Esse complexo ambiente de recife pode ser dividido basicamente em 3 regiões. A região desse recife situada ao norte da foz do rio apresenta uma diversidade menor. Isso se deve a uma maior concentração de sedimentos suspensos ocorrentes neste setor. Esses sedimentos, ao saírem do rio e chegarem ao mar, são levados mais para o norte devido as correntes marinhas (a Corrente Norte do Brasil). Os setores central e o mais ao sul da foz consequentemente possuem uma “nuvem” ou pluma de sedimentos menor e, por isso, são mais diversos em termos de espécies.

Crédito obrigatório: Divulgação/Greenpeace
Os recifes de corais são muito importantes porque abrigam espécies de interesse econômico, como peixes e lagostas, além dos camarões. E nem é somente por conta do valor financeiro que devemos pensar na hora de discutir sobre a conservação desse ambiente. Esse sistema é desconhecido pela ciência. Pouco se sabe sobre as dinâmicas ecológicas existentes nesse habitat e o papel de suas espécies.
Apesar de não ser muito diverso em termos de espécies comparado a grandes recifes de outras partes do planeta, esse ecossistema apresenta características únicas, por conta das condições físico-químicas presentes, além de ser um importante corredor de contato entre a biodiversidade da região marinha caribenha e do Atlântico Sul.
Outro fato interessante é sobre como a vida persiste nesse ambiente. Ela é muito diferente da maior parte dos recifes coralinos ao redor do mundo. A fotossíntese é normalmente a forma mais comum de fixação de carbono e, consequentemente, de produção de energia em corais de águas rasas. Nesse sistema Amazônico, a quimiossíntese aparece como uma das principais formas de obtenção de energia. Isso acontece provavelmente porque existe uma falta de luz adequada para a realização da fotossíntese.
Esse ecossistema complexo e diverso, mal foi descoberto e já sofre com o perigo de ser danificado.

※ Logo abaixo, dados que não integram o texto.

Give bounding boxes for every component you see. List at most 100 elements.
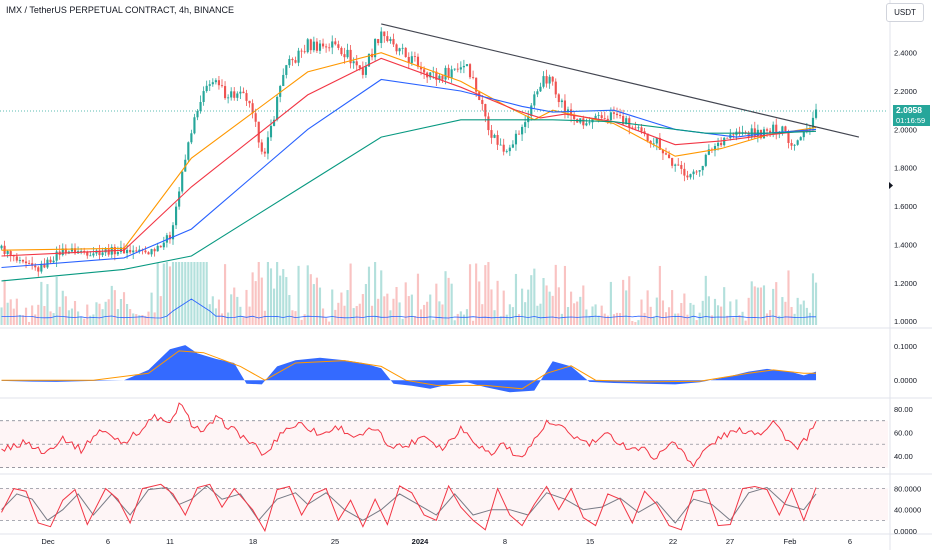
currency-button[interactable]: USDT [886, 3, 924, 22]
volume-bar [695, 320, 698, 325]
time-tick-label: 6 [848, 537, 852, 546]
candle-body [328, 47, 331, 49]
volume-bar [753, 286, 756, 325]
candle-body [24, 261, 28, 264]
time-tick-label: 25 [331, 537, 339, 546]
candle-body [315, 41, 318, 51]
candle-body [465, 64, 469, 66]
candle-body [637, 127, 640, 129]
volume-bar [294, 311, 297, 325]
volume-bar [762, 285, 766, 325]
candle-body [701, 165, 704, 171]
price-tick-label: 1.6000 [894, 202, 917, 211]
volume-bar [398, 302, 401, 325]
volume-bar [548, 291, 551, 325]
volume-bar [269, 268, 273, 325]
volume-bar [487, 262, 490, 325]
volume-bar [671, 290, 674, 325]
candle-body [150, 249, 153, 255]
candle-body [251, 103, 254, 114]
candle-body [502, 144, 505, 152]
volume-bar [612, 314, 616, 325]
candle-body [190, 133, 193, 143]
candle-body [459, 67, 462, 70]
candle-body [554, 81, 557, 95]
volume-bar [98, 303, 101, 325]
candle-body [618, 115, 622, 116]
volume-bar [156, 263, 159, 325]
candle-body [9, 251, 12, 255]
candle-body [493, 134, 496, 138]
volume-bar [58, 306, 61, 325]
volume-bar [122, 292, 126, 325]
volume-bar [410, 294, 413, 325]
volume-bar [383, 296, 386, 325]
candle-body [505, 151, 508, 152]
candle-body [481, 100, 484, 105]
candle-body [631, 127, 634, 129]
candle-body [741, 132, 744, 134]
volume-bar [377, 298, 380, 325]
volume-bar [637, 320, 640, 325]
countdown-tag: 01:16:59 [893, 116, 930, 127]
candle-body [364, 66, 367, 75]
price-tick-label: 1.4000 [894, 240, 917, 249]
volume-bar [223, 264, 227, 325]
candle-body [661, 149, 665, 154]
volume-bar [248, 306, 251, 325]
candle-body [28, 263, 31, 264]
candle-body [318, 43, 322, 51]
candle-body [612, 112, 616, 114]
time-tick-label: 22 [669, 537, 677, 546]
volume-bar [276, 262, 279, 325]
volume-bar [138, 315, 141, 325]
candle-body [652, 143, 655, 145]
volume-bar [438, 301, 441, 325]
candle-body [377, 39, 380, 44]
volume-bar [692, 304, 695, 325]
candle-body [101, 252, 104, 256]
volume-bar [664, 312, 668, 325]
volume-bar [361, 294, 364, 325]
candle-body [441, 75, 444, 80]
volume-bar [646, 290, 649, 325]
candle-body [236, 93, 239, 98]
candle-body [248, 100, 251, 104]
candle-body [89, 255, 92, 257]
volume-bar [89, 315, 92, 325]
candle-body [227, 97, 230, 99]
volume-bar [478, 281, 481, 325]
candle-body [361, 68, 364, 75]
volume-bar [190, 262, 193, 325]
candle-body [380, 31, 383, 44]
candle-body [683, 168, 686, 176]
candle-body [533, 94, 536, 106]
candle-body [55, 251, 58, 261]
candle-body [398, 48, 401, 52]
volume-bar [814, 282, 818, 325]
volume-bar [686, 314, 689, 325]
volume-bar [496, 280, 499, 325]
candle-body [135, 250, 138, 252]
volume-bar [704, 275, 707, 325]
volume-bar [435, 283, 438, 325]
rsi-tick-label: 80.00 [894, 405, 913, 414]
candle-body [667, 154, 671, 159]
candle-body [563, 100, 567, 113]
candle-body [349, 49, 352, 64]
candle-body [358, 65, 361, 69]
candle-body [395, 44, 398, 52]
volume-bar [597, 315, 600, 325]
candle-body [475, 77, 478, 92]
volume-bar [811, 273, 815, 325]
volume-bar [52, 313, 55, 325]
candle-body [383, 31, 386, 37]
candle-body [392, 38, 395, 45]
volume-bar [625, 290, 628, 325]
volume-bar [178, 262, 181, 325]
candle-body [787, 131, 790, 143]
candle-body [242, 91, 245, 94]
candle-body [499, 144, 502, 146]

A exploração petrolífera na região já é uma ameaça real. Soma-se a isso o ineficiente controle do governo brasileiro sobre as atividades de pesca na região. Não se sabe nem ao certo quantos barcos pesqueiros atuam na área. Os pesquisadores envolvidos no estudo publicado em 2016 que trata sobre a descoberta desse sistema de corais observaram algumas centenas deles atuando em áreas próximas e até mesmo sobre esse grande recife.
A exploração petrolífera pode trazer danos irreparáveis para esse ambiente muito pouco conhecido. Até agora, só foram mapeados cerca de 5% da sua extensão total. Sabemos muito pouco sobre sua estrutura, composição e funcionamento ecológico. Somado a isso, temos a diminuição brutal do orçamento federal para as ciências no Brasil, além da já existente tradição de não se investir em pesquisas em ambientes marinhos do nosso litoral.
Apesar de todas as dificuldades, pesquisadores brasileiros de diversas instituições de ensino e pesquisa tem agido em conjunto para conhecer mais sobre esse ambiente tão singular. Nossos pesquisadores contam com o apoio de instituições estrangeiras, e também com ONG’s que atuam em defesa do meio ambiente.
Sabe-se mais da superfície da Lua que sobre o fundo dos nossos oceanos. Será que vamos continuar com a nossa cabeça na Lua, enquanto perdermos nossa biodiversidade sem conhecê-la?
REFERÊNCIAS
Moura, R.L. et al. An extensive reef system at the Amazon River mouth. Science Advances 2016.
Neumann-Leitão, S. et al. Zooplankton From a Reef System Under the Influence of the Amazon River Plume. Frontier in Microbiology 2018.
Vale, N.F. et al. Structure and composition of rhodoliths from the Amazon River mouth, Brazil. Journal of South American Earth Sciences 2018.